Die Schwalbe 2020, 1. Preis
-111 & s#1, Pacific Retractor (9+8)
(Im Preisbericht in der Schwalbe hat sich leider ein Tippfehler eingeschlichen: Dort ist fälschlich „#1“ in der Forderung notiert!)
Paul schrieb dazu: „Eine großartige Idee: In einem Pacific-Retraktor muss Schwarz nach 50 Zügen einen Bauernzug zurücknehmen, um die 50-Züge-Regel zu umgehen. Die Schlussposition für das s#1 ist sehr sorgfältig vorbereitet und macht die weißen Retrozüge der Offiziere (keine königlichen) eindeutig. Das verdient die Aufnahme ins FIDE-Album.“
Mein Vorschlag für diejenigen, die nicht selbst Löseversuche anstellen wollen, ist, die Lösung zweimal durchzuspielen: Einmal ohne die weiteren Kommentare von Silvio Baier und Manfred Rittirsch aus der Lösungsbesprechung zu lesen, und dann anschließend noch einmal! Ich glaube, das lohnt!
Silvio Baier kommentierte: „Trotz der fehlenden Entschlagmöglichkeiten ein ganz schwerer Brocken. Zum einen scheint das Mattfeld des weißen Königs nur schwer ersichtlich, zum anderen war für mich erst spät erkennbar, warum der Lh4 nach e7 gelangen kann, wobei die Verstellung Tg5-c5 im ersten Zug kaum zu glauben ist. Ein gewaltiges Epos…“ Manfred Rittirsch beschrieb seine Gedanken wie üblich sehr ausführlich: „Bei der Lektüre des Retro-Preisberichts 2015 im selben Heft [Heft 306-1, Dez. 2020, S.726, 3. Preis von S. N. Ravi Shankar – TB] wurde mir plötzlich klar, daß man bei einem friedlichen VRZ dieser Zuglänge um die 50-Züge-Regel ja gar nicht herum kommt! Damit spielte sich eigentlich alles von selbst, denn das Beinahe-Mattnetz hatte ich längst vor Augen und der Pendelmechanismus ist bei dieser Spielart ja bekanntlich alternativlos. Aber halt – eine Klippe mußte noch umschifft werden: der direkte Zug des Läufers zum Block nach e7 (von wo aus er auch a3 deckt) scheitert nach dem ersten Rückzug des Turmes, der unbedingt auf die 1. Reihe muß, um nach dem finalen Zug des sK nach b2 dessen Diagrammfeld c1 zu decken, und nur auf der g-Linie den Pendelmechanismus bewahrt, an der damit einhergehenden Liniensperrung und kann daher nicht der zweite zwangsfreie Zug sein. Stattdessen zieht der Läufer über die beiden Linien der K/T-Batterie.
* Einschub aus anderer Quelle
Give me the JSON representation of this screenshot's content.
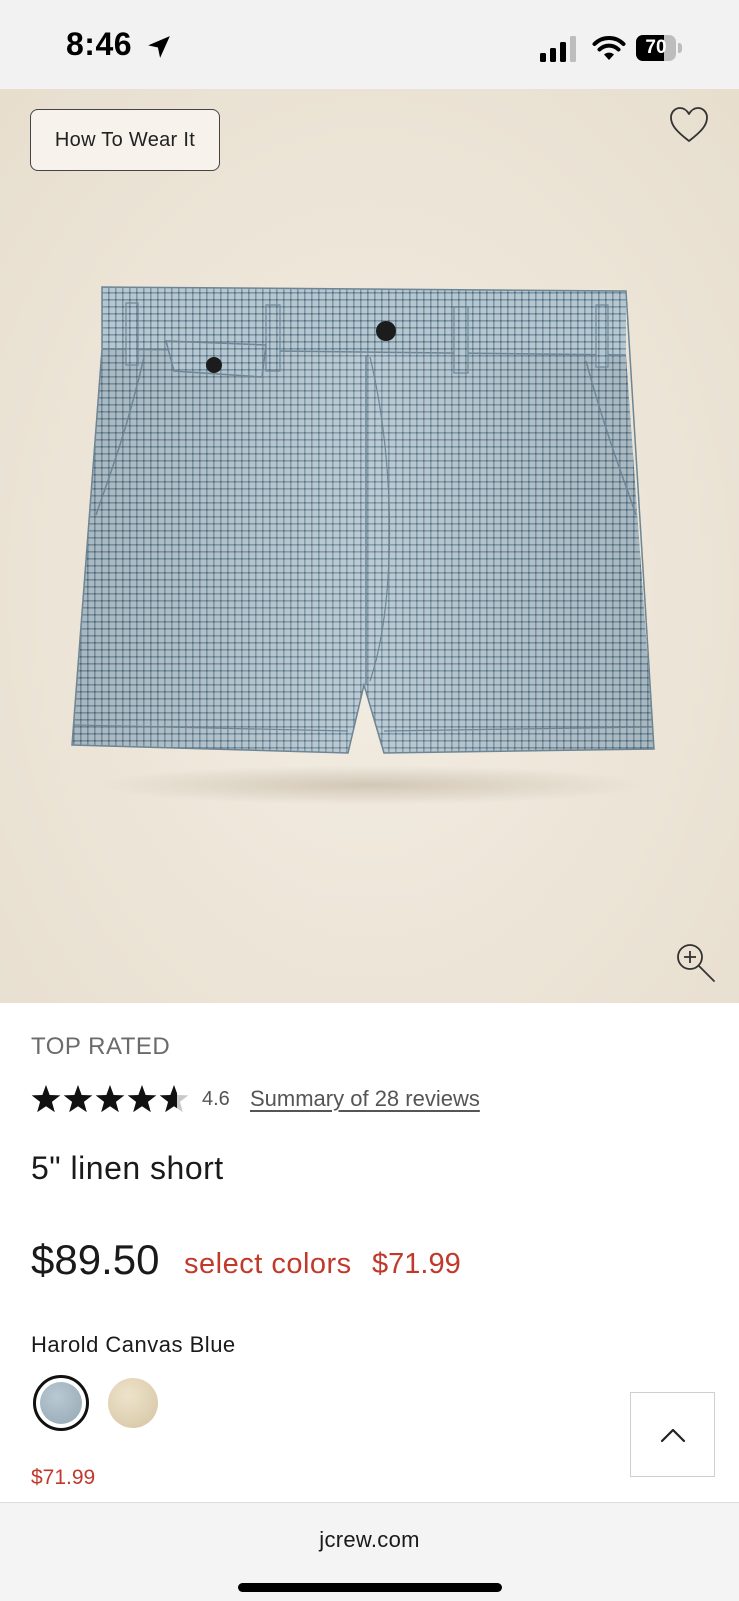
{
  "status_bar": {
    "time": "8:46",
    "battery_level": "70",
    "battery_fraction": 0.7
  },
  "hero": {
    "how_to_wear_label": "How To Wear It",
    "background_color": "#ece4d6"
  },
  "product": {
    "badge": "TOP RATED",
    "rating": 4.6,
    "rating_text": "4.6",
    "reviews_link": "Summary of 28 reviews",
    "name": "5\" linen short",
    "price": "$89.50",
    "sale_label": "select colors",
    "sale_price": "$71.99",
    "selected_color": "Harold Canvas Blue",
    "swatch_price": "$71.99",
    "swatches": [
      {
        "name": "Harold Canvas Blue",
        "selected": true,
        "color": "#a7b8c3"
      },
      {
        "name": "beige",
        "selected": false,
        "color": "#dccdae"
      }
    ]
  },
  "browser": {
    "url": "jcrew.com"
  },
  "colors": {
    "sale_red": "#c0392b",
    "text_dark": "#1a1a1a",
    "muted_gray": "#6b6b6b"
  },
  "icons": [
    "location-arrow-icon",
    "signal-icon",
    "wifi-icon",
    "battery-icon",
    "heart-icon",
    "zoom-in-icon",
    "star-icon",
    "chevron-up-icon"
  ]
}
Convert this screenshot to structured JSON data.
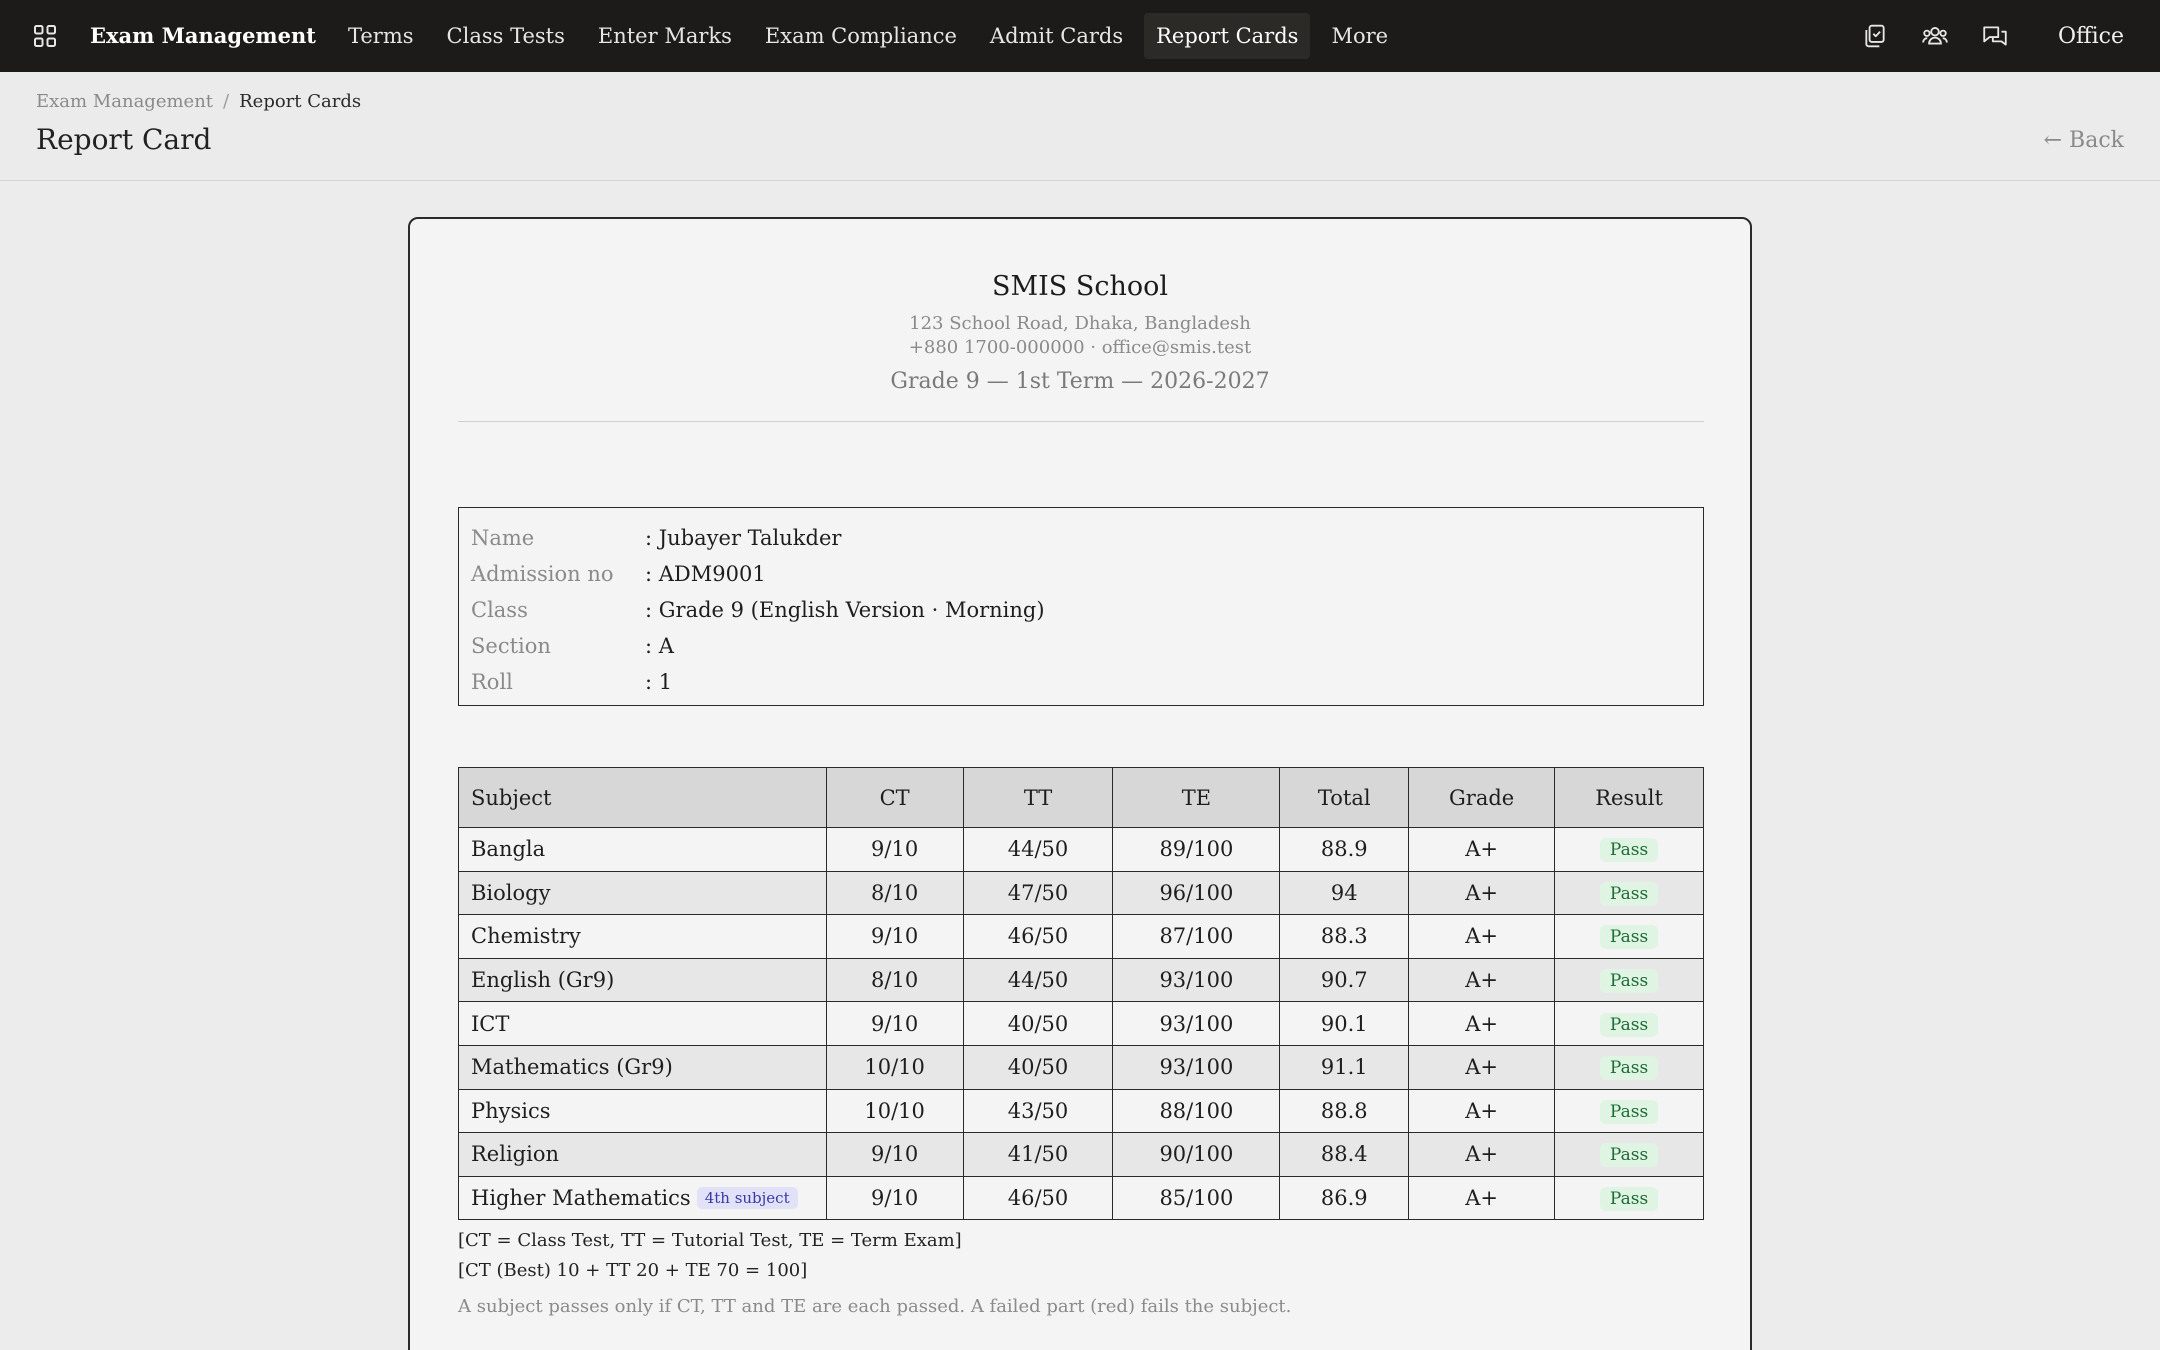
{
  "nav": {
    "brand": "Exam Management",
    "items": [
      "Terms",
      "Class Tests",
      "Enter Marks",
      "Exam Compliance",
      "Admit Cards",
      "Report Cards",
      "More"
    ],
    "active": "Report Cards",
    "office": "Office"
  },
  "header": {
    "breadcrumb": [
      "Exam Management",
      "Report Cards"
    ],
    "title": "Report Card",
    "back": "← Back"
  },
  "school": {
    "name": "SMIS School",
    "address": "123 School Road, Dhaka, Bangladesh",
    "contact": "+880 1700-000000 · office@smis.test",
    "term": "Grade 9 — 1st Term — 2026-2027"
  },
  "student": {
    "fields": [
      {
        "label": "Name",
        "value": ": Jubayer Talukder"
      },
      {
        "label": "Admission no",
        "value": ": ADM9001"
      },
      {
        "label": "Class",
        "value": ": Grade 9 (English Version · Morning)"
      },
      {
        "label": "Section",
        "value": ": A"
      },
      {
        "label": "Roll",
        "value": ": 1"
      }
    ]
  },
  "marks": {
    "columns": [
      "Subject",
      "CT",
      "TT",
      "TE",
      "Total",
      "Grade",
      "Result"
    ],
    "rows": [
      {
        "subject": "Bangla",
        "ct": "9/10",
        "tt": "44/50",
        "te": "89/100",
        "total": "88.9",
        "grade": "A+",
        "result": "Pass"
      },
      {
        "subject": "Biology",
        "ct": "8/10",
        "tt": "47/50",
        "te": "96/100",
        "total": "94",
        "grade": "A+",
        "result": "Pass"
      },
      {
        "subject": "Chemistry",
        "ct": "9/10",
        "tt": "46/50",
        "te": "87/100",
        "total": "88.3",
        "grade": "A+",
        "result": "Pass"
      },
      {
        "subject": "English (Gr9)",
        "ct": "8/10",
        "tt": "44/50",
        "te": "93/100",
        "total": "90.7",
        "grade": "A+",
        "result": "Pass"
      },
      {
        "subject": "ICT",
        "ct": "9/10",
        "tt": "40/50",
        "te": "93/100",
        "total": "90.1",
        "grade": "A+",
        "result": "Pass"
      },
      {
        "subject": "Mathematics (Gr9)",
        "ct": "10/10",
        "tt": "40/50",
        "te": "93/100",
        "total": "91.1",
        "grade": "A+",
        "result": "Pass"
      },
      {
        "subject": "Physics",
        "ct": "10/10",
        "tt": "43/50",
        "te": "88/100",
        "total": "88.8",
        "grade": "A+",
        "result": "Pass"
      },
      {
        "subject": "Religion",
        "ct": "9/10",
        "tt": "41/50",
        "te": "90/100",
        "total": "88.4",
        "grade": "A+",
        "result": "Pass"
      },
      {
        "subject": "Higher Mathematics",
        "badge": "4th subject",
        "ct": "9/10",
        "tt": "46/50",
        "te": "85/100",
        "total": "86.9",
        "grade": "A+",
        "result": "Pass"
      }
    ]
  },
  "notes": {
    "legend": "[CT = Class Test, TT = Tutorial Test, TE = Term Exam]",
    "formula": "[CT (Best) 10 + TT 20 + TE 70 = 100]",
    "rule": "A subject passes only if CT, TT and TE are each passed. A failed part (red) fails the subject."
  },
  "colors": {
    "topbar": "#1c1b19",
    "pass_bg": "#e0f4e4",
    "pass_text": "#1d6b35",
    "badge_bg": "#e1e1f8",
    "badge_text": "#3a3aa6"
  }
}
Für dieses versteckte perikritische Manöver hat sich die Zählerei unbedingt gelohnt!“
Hut ab vor beiden Lösern, besonders aber davor, dass Manfred das Selbstmattnetz schon beinahe sofort gesehen hat…
The history of the problem is also interesting. My initial aim was to mix two tasks into a single composition: a) to double the 50-moves rule in Pacific Retractor (the previous record is 1) and b) to realize more than 4 the white King scales.
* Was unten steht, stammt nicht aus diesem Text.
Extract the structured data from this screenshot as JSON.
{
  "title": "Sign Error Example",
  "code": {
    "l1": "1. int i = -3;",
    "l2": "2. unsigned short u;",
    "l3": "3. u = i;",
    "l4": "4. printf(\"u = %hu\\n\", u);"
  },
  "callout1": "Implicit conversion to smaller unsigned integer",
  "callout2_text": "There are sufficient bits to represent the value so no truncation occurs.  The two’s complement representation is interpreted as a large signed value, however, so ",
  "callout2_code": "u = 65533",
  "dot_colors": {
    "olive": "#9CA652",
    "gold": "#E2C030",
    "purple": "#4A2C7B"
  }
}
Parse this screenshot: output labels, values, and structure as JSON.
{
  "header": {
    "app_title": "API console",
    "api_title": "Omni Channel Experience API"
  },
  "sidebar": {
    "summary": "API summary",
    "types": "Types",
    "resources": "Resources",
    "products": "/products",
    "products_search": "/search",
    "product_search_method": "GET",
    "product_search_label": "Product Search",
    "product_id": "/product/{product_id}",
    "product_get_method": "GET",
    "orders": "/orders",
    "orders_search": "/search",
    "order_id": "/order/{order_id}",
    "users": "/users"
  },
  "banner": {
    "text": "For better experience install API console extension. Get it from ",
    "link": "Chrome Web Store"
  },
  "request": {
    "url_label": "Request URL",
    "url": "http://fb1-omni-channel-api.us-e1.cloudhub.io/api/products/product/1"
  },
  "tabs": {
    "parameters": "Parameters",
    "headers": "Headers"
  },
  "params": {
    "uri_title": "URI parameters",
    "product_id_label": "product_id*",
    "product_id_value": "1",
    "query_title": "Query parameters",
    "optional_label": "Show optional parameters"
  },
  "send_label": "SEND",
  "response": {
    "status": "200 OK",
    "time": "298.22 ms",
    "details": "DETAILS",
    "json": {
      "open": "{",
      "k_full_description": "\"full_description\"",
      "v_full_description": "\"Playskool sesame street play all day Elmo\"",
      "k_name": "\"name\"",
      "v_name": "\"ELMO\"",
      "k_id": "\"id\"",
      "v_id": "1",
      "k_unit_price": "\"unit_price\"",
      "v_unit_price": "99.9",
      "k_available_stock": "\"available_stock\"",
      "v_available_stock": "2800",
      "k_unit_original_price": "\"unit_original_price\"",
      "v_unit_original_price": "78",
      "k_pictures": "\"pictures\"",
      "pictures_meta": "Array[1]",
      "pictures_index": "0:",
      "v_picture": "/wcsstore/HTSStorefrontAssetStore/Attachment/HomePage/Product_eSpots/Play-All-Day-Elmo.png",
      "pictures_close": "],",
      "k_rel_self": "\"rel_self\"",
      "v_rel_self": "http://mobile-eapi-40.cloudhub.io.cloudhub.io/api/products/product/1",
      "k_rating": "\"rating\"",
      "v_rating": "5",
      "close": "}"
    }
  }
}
The first version of the composition, having the forward stipulation R#1, was created when I was in my holidays at my twin sister in Australia. I submitted that version to the 8th FIDE World Cup and Bojan found an unexpected cook after the preliminary award was published.
We have then both intensively worked to rescue the idea working at weird hours. We gave up several times until this rather miraculous setting eventually emerged. The key decision was to change the forward stipulation from R#1 to S#1.
One year later, a similar history happened with the Pacific Retractor I have submitted in the 9th FIDE World Cup. This time the rescuer was Joaquim Crusats. And again the rescued version was kindly published by Thomas in Die Schwalbe.
It is pity the 10th FIDE World Cup explicitly rules out Pacific Retractors – it would have been so funny to make this a tradition!
A formidably constructed problem, but the long ways to reach 50 moves get a little tedious.
And for such a long problem, an automated rendering of the solution would be nice, Thomas.